McKenna: That was a goal of mine. I’m a podcast fan and I’m a fan of those comedic forces. I wanted to be on them. Not making a vision board but I was like “I’d like to be on these podcasts.” I’d been on Comedy Bang! Bang! the show and been like “Okay, I’m starting to have Scott Aukerman be aware of me; this is cool.” When I finally got the opportunity to do them, it was truly a dream come true. These were podcasts that I’d listen to for years and loved. I got to do improv4humans at San Francisco Sketchfest, which was so fun. I’m doing Comedy Bang! Bang! at SXSW. That was the first reason why I’m coming out there so I’m thrilled. And hopefully more to come. It’s funny because I’ve been a fan of Comedy Bang! Bang! and I know people who have multiple characters and recurring ones. It’d be funny to figure out what that balance is. Do I do new ones or do I bring one of them back? That’s the part I never thought about before. Scott’s like “Yeah, whatever you want to do.” He’s very open.
That’s the funny angle of it where I’m like “Is there a timing where this normally happens?” I don’t know. I should go back and chart what [Lauren] Lapkus did [laughs]. Like “”How often did you bring back Traci Reardon versus other new characters?” That’s a funny little mental gymnastics. It’s fun to see new characters but recurring, going deeper, and making these characters weirder and weirder is also fun. 2016 in the podcast world was a total dream for me. I had such a blast being on the shows I loved for years. What more could you ask for?
Would you ever want your own podcast? I can kind of see a resurgence of Lauren Lapkus in you when she was first appearing on all these different podcasts.

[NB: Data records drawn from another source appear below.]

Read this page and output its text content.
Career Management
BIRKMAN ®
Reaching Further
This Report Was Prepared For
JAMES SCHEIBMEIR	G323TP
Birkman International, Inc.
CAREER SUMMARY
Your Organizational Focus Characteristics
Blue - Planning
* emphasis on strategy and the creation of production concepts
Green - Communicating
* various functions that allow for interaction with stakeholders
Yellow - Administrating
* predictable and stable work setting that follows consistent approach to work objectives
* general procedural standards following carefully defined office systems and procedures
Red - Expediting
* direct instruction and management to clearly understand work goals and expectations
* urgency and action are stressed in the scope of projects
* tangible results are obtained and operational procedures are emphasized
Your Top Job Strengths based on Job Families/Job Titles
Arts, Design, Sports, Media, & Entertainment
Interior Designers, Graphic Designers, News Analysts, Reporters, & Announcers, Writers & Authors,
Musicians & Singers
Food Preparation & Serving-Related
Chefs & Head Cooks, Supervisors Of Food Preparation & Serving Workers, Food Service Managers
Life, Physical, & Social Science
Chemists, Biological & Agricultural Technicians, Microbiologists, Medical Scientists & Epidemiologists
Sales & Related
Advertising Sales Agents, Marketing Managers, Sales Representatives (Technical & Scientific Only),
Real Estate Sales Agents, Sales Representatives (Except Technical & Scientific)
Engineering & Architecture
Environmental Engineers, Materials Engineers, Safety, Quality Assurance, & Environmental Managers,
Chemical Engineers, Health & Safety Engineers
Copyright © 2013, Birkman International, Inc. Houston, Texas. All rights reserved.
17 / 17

McKenna: Thanks. She’s a great, hilarious lady to be compared to. I would love to! I think people have been pretty great and cool over at Earwolf. We’ll see. It’s a great playground over there. I would definitely love to. We’ll see I guess. At this point, it’s a little not in my full control unless I went and just did it. I guess anybody can make a podcast in their garage as people have proven [laughs]. That would also be a route. But I’m kind of enjoying getting to know everyone at Earwolf, getting out there that way. We’ll see. It’s definitely something I would want to do given the right idea and the right time for it to fit in. It is such a fun medium; I’m very happy to be a part of it. It’s just such a free playground. It’s a blast!